The first incarnation of the control system represents the simplest possible way to achieve the basic positional feedback control system we needed. It used a purely mechanical “hydraulic logic” circuit to control mechanical spool valves, which directed hydraulic power to the working cylinders in the leg. The first-generation exoskeletal interface is shown with the Alpha Leg in Fig. 4.
This system used three, small, passive, low-pressure hydraulic cylinders per joint, plumbed in parallel: an input cylinder attached to the exo-frame, a feedback cylinder in the corresponding joint in the leg, and a signal cylinder on the lever of the corresponding spool valve. The schematic of the complete system is shown in Fig. 3.
When the pilot moved his arm, flow would go from the input cylinder on the exo-frame to the signal cylinder on the spool valve atop the platform and open the valve (essentially remotely operating the valve). This would cause the joint on the leg to move and bring the feedback cylinder with it, which would move the signal cylinder on the valve in such a way as to close the valve once the leg joint caught up with the position of the exo-frame. If the pilot wanted to keep the valve open to keep the joint moving, he would have to keep moving his arm. This created a very smooth and stable positional feedback control system with essentially only three moving parts (aside from the spool valve). It was interesting to note that if the feedback cylinder (in the joint) was plumbed directly to the signal cylinder (on the spool valve), resonance and shuddering would occur at certain flow rates. By putting the pilot in the middle of the loop, the feedback signal was sufficiently damped before affecting the valve, creating a stable system across all operating conditions. While functionally very satisfactory, the system suffered from three main problems: a large deadband, limited adjustability, and high input forces.

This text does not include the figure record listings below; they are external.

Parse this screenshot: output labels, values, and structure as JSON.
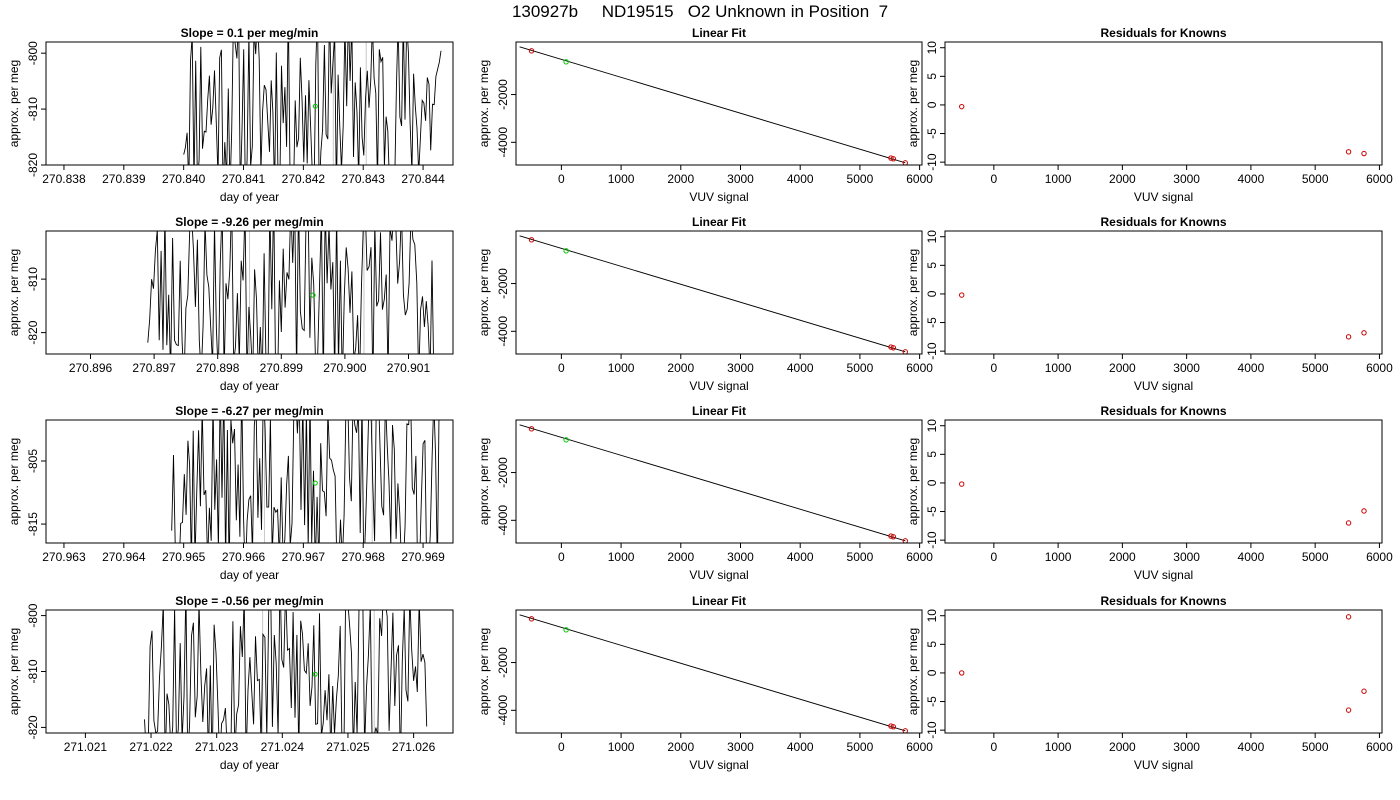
{
  "page_title": "130927b     ND19515   O2 Unknown in Position  7",
  "colors": {
    "trace": "#000000",
    "unknown": "#00cc00",
    "known": "#cc0000",
    "vline": "#c8c8c8"
  },
  "chart_data": [
    {
      "type": "line",
      "title": "Slope =  0.1  per meg/min",
      "xlabel": "day of year",
      "ylabel": "approx. per meg",
      "xlim": [
        270.8377,
        270.8445
      ],
      "ylim": [
        -820,
        -798
      ],
      "xticks": [
        270.838,
        270.839,
        270.84,
        270.841,
        270.842,
        270.843,
        270.844
      ],
      "xtick_labels": [
        "270.838",
        "270.839",
        "270.840",
        "270.841",
        "270.842",
        "270.843",
        "270.844"
      ],
      "yticks": [
        -800,
        -810,
        -820
      ],
      "ytick_labels": [
        "-800",
        "-810",
        "-820"
      ],
      "trace_x_range": [
        270.84,
        270.8443
      ],
      "vlines": [
        270.8425,
        270.84305
      ],
      "unknown_point": [
        270.8422,
        -809.5
      ],
      "trace_seed": 11
    },
    {
      "type": "line",
      "title": "Slope =  -9.26  per meg/min",
      "xlabel": "day of year",
      "ylabel": "approx. per meg",
      "xlim": [
        270.8953,
        270.9017
      ],
      "ylim": [
        -824,
        -801
      ],
      "xticks": [
        270.896,
        270.897,
        270.898,
        270.899,
        270.9,
        270.901
      ],
      "xtick_labels": [
        "270.896",
        "270.897",
        "270.898",
        "270.899",
        "270.900",
        "270.901"
      ],
      "yticks": [
        -810,
        -820
      ],
      "ytick_labels": [
        "-810",
        "-820"
      ],
      "trace_x_range": [
        270.8969,
        270.9014
      ],
      "vlines": [
        270.8985,
        270.9003
      ],
      "unknown_point": [
        270.8995,
        -813
      ],
      "trace_seed": 23
    },
    {
      "type": "line",
      "title": "Slope =  -6.27  per meg/min",
      "xlabel": "day of year",
      "ylabel": "approx. per meg",
      "xlim": [
        270.9627,
        270.9695
      ],
      "ylim": [
        -818,
        -798.5
      ],
      "xticks": [
        270.963,
        270.964,
        270.965,
        270.966,
        270.967,
        270.968,
        270.969
      ],
      "xtick_labels": [
        "270.963",
        "270.964",
        "270.965",
        "270.966",
        "270.967",
        "270.968",
        "270.969"
      ],
      "yticks": [
        -805,
        -815
      ],
      "ytick_labels": [
        "-805",
        "-815"
      ],
      "trace_x_range": [
        270.9648,
        270.9693
      ],
      "vlines": [
        270.96635,
        270.96815
      ],
      "unknown_point": [
        270.9672,
        -808.5
      ],
      "trace_seed": 37
    },
    {
      "type": "line",
      "title": "Slope =  -0.56  per meg/min",
      "xlabel": "day of year",
      "ylabel": "approx. per meg",
      "xlim": [
        271.0204,
        271.0266
      ],
      "ylim": [
        -821,
        -799
      ],
      "xticks": [
        271.021,
        271.022,
        271.023,
        271.024,
        271.025,
        271.026
      ],
      "xtick_labels": [
        "271.021",
        "271.022",
        "271.023",
        "271.024",
        "271.025",
        "271.026"
      ],
      "yticks": [
        -800,
        -810,
        -820
      ],
      "ytick_labels": [
        "-800",
        "-810",
        "-820"
      ],
      "trace_x_range": [
        271.0219,
        271.0262
      ],
      "vlines": [
        271.0237,
        271.0254
      ],
      "unknown_point": [
        271.0245,
        -810.5
      ],
      "trace_seed": 53
    },
    {
      "type": "scatter",
      "title": "Linear Fit",
      "xlabel": "VUV signal",
      "ylabel": "approx. per meg",
      "xlim": [
        -760,
        6040
      ],
      "ylim": [
        -4950,
        200
      ],
      "xticks": [
        0,
        1000,
        2000,
        3000,
        4000,
        5000,
        6000
      ],
      "xtick_labels": [
        "0",
        "1000",
        "2000",
        "3000",
        "4000",
        "5000",
        "6000"
      ],
      "yticks": [
        -2000,
        -4000
      ],
      "ytick_labels": [
        "-2000",
        "-4000"
      ],
      "fit_line": [
        [
          -700,
          0
        ],
        [
          5760,
          -4860
        ]
      ],
      "knowns": [
        [
          -500,
          -170
        ],
        [
          5520,
          -4660
        ],
        [
          5560,
          -4690
        ],
        [
          5760,
          -4860
        ]
      ],
      "unknown": [
        [
          80,
          -630
        ]
      ]
    },
    {
      "type": "scatter",
      "title": "Linear Fit",
      "xlabel": "VUV signal",
      "ylabel": "approx. per meg",
      "xlim": [
        -760,
        6040
      ],
      "ylim": [
        -4950,
        200
      ],
      "xticks": [
        0,
        1000,
        2000,
        3000,
        4000,
        5000,
        6000
      ],
      "xtick_labels": [
        "0",
        "1000",
        "2000",
        "3000",
        "4000",
        "5000",
        "6000"
      ],
      "yticks": [
        -2000,
        -4000
      ],
      "ytick_labels": [
        "-2000",
        "-4000"
      ],
      "fit_line": [
        [
          -700,
          0
        ],
        [
          5760,
          -4860
        ]
      ],
      "knowns": [
        [
          -500,
          -170
        ],
        [
          5520,
          -4660
        ],
        [
          5560,
          -4690
        ],
        [
          5760,
          -4860
        ]
      ],
      "unknown": [
        [
          80,
          -630
        ]
      ]
    },
    {
      "type": "scatter",
      "title": "Linear Fit",
      "xlabel": "VUV signal",
      "ylabel": "approx. per meg",
      "xlim": [
        -760,
        6040
      ],
      "ylim": [
        -4950,
        200
      ],
      "xticks": [
        0,
        1000,
        2000,
        3000,
        4000,
        5000,
        6000
      ],
      "xtick_labels": [
        "0",
        "1000",
        "2000",
        "3000",
        "4000",
        "5000",
        "6000"
      ],
      "yticks": [
        -2000,
        -4000
      ],
      "ytick_labels": [
        "-2000",
        "-4000"
      ],
      "fit_line": [
        [
          -700,
          0
        ],
        [
          5760,
          -4860
        ]
      ],
      "knowns": [
        [
          -500,
          -170
        ],
        [
          5520,
          -4660
        ],
        [
          5560,
          -4690
        ],
        [
          5760,
          -4860
        ]
      ],
      "unknown": [
        [
          80,
          -630
        ]
      ]
    },
    {
      "type": "scatter",
      "title": "Linear Fit",
      "xlabel": "VUV signal",
      "ylabel": "approx. per meg",
      "xlim": [
        -760,
        6040
      ],
      "ylim": [
        -4950,
        200
      ],
      "xticks": [
        0,
        1000,
        2000,
        3000,
        4000,
        5000,
        6000
      ],
      "xtick_labels": [
        "0",
        "1000",
        "2000",
        "3000",
        "4000",
        "5000",
        "6000"
      ],
      "yticks": [
        -2000,
        -4000
      ],
      "ytick_labels": [
        "-2000",
        "-4000"
      ],
      "fit_line": [
        [
          -700,
          0
        ],
        [
          5760,
          -4860
        ]
      ],
      "knowns": [
        [
          -500,
          -170
        ],
        [
          5520,
          -4660
        ],
        [
          5560,
          -4690
        ],
        [
          5760,
          -4860
        ]
      ],
      "unknown": [
        [
          80,
          -630
        ]
      ]
    },
    {
      "type": "scatter",
      "title": "Residuals for Knowns",
      "xlabel": "VUV signal",
      "ylabel": "approx. per meg",
      "xlim": [
        -760,
        6040
      ],
      "ylim": [
        -10.5,
        11
      ],
      "xticks": [
        0,
        1000,
        2000,
        3000,
        4000,
        5000,
        6000
      ],
      "xtick_labels": [
        "0",
        "1000",
        "2000",
        "3000",
        "4000",
        "5000",
        "6000"
      ],
      "yticks": [
        10,
        5,
        0,
        -5,
        -10
      ],
      "ytick_labels": [
        "10",
        "5",
        "0",
        "-5",
        "-10"
      ],
      "knowns": [
        [
          -500,
          -0.3
        ],
        [
          5520,
          -8.2
        ],
        [
          5760,
          -8.5
        ]
      ]
    },
    {
      "type": "scatter",
      "title": "Residuals for Knowns",
      "xlabel": "VUV signal",
      "ylabel": "approx. per meg",
      "xlim": [
        -760,
        6040
      ],
      "ylim": [
        -10.5,
        11
      ],
      "xticks": [
        0,
        1000,
        2000,
        3000,
        4000,
        5000,
        6000
      ],
      "xtick_labels": [
        "0",
        "1000",
        "2000",
        "3000",
        "4000",
        "5000",
        "6000"
      ],
      "yticks": [
        10,
        5,
        0,
        -5,
        -10
      ],
      "ytick_labels": [
        "10",
        "5",
        "0",
        "-5",
        "-10"
      ],
      "knowns": [
        [
          -500,
          -0.2
        ],
        [
          5520,
          -7.5
        ],
        [
          5760,
          -6.8
        ]
      ]
    },
    {
      "type": "scatter",
      "title": "Residuals for Knowns",
      "xlabel": "VUV signal",
      "ylabel": "approx. per meg",
      "xlim": [
        -760,
        6040
      ],
      "ylim": [
        -10.5,
        11
      ],
      "xticks": [
        0,
        1000,
        2000,
        3000,
        4000,
        5000,
        6000
      ],
      "xtick_labels": [
        "0",
        "1000",
        "2000",
        "3000",
        "4000",
        "5000",
        "6000"
      ],
      "yticks": [
        10,
        5,
        0,
        -5,
        -10
      ],
      "ytick_labels": [
        "10",
        "5",
        "0",
        "-5",
        "-10"
      ],
      "knowns": [
        [
          -500,
          -0.2
        ],
        [
          5520,
          -7.0
        ],
        [
          5760,
          -4.9
        ]
      ]
    },
    {
      "type": "scatter",
      "title": "Residuals for Knowns",
      "xlabel": "VUV signal",
      "ylabel": "approx. per meg",
      "xlim": [
        -760,
        6040
      ],
      "ylim": [
        -10.5,
        11
      ],
      "xticks": [
        0,
        1000,
        2000,
        3000,
        4000,
        5000,
        6000
      ],
      "xtick_labels": [
        "0",
        "1000",
        "2000",
        "3000",
        "4000",
        "5000",
        "6000"
      ],
      "yticks": [
        10,
        5,
        0,
        -5,
        -10
      ],
      "ytick_labels": [
        "10",
        "5",
        "0",
        "-5",
        "-10"
      ],
      "knowns": [
        [
          -500,
          0
        ],
        [
          5520,
          9.8
        ],
        [
          5520,
          -6.5
        ],
        [
          5760,
          -3.2
        ]
      ]
    }
  ]
}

The next-generation control system, shown in Fig. 5, addressed all of these problems by switching to solenoid valves and controllers donated by Hydraforce. This reduced the deadband, introduced many more points and ranges of adjustment, and allowed input forces to potentially be reduced to nearly zero.
The hydraulic logic circuit was reduced to two cylinders—the input cylinder on the exo-frame and feedback cylinder in the joint on the leg—with the valve transducer connected in series with the input cylinder by a common arm linkage as shown in Fig. 6. Because the input signal was picked up by a rotary encoder, the input force could be as low as desired and was set by adjusting a centering spring. The damping in the system was adjusted through a separate damper. The ratios of all of these elements could be adjusted independently to give the right amount of resistance and stability required for “that sporty feel.” Further, the programmability of the Hydraforce valves gave another point of control to adjust response curves or compensate for factors like user skill and preference and asymmetric cylinder response.
While this more advanced technology solved many of the user experience issues, it is more complex and will require more tuning to reach peak performance. We are presently working with the Hydraforce applications engineers to optimize the system for conditions like overrunning loads and high-differential pressures seen when moving the leg through the air unloaded. There is still work to be done, but the system promises to produce the right combination of performance and usability to be worthy of a sports machine. Once this system is proven to be stable and provide the user experience we want, we will be ready to scale up and build the final, full-scale, 4-legged walking machine, coming in 2015 to a stadium near you!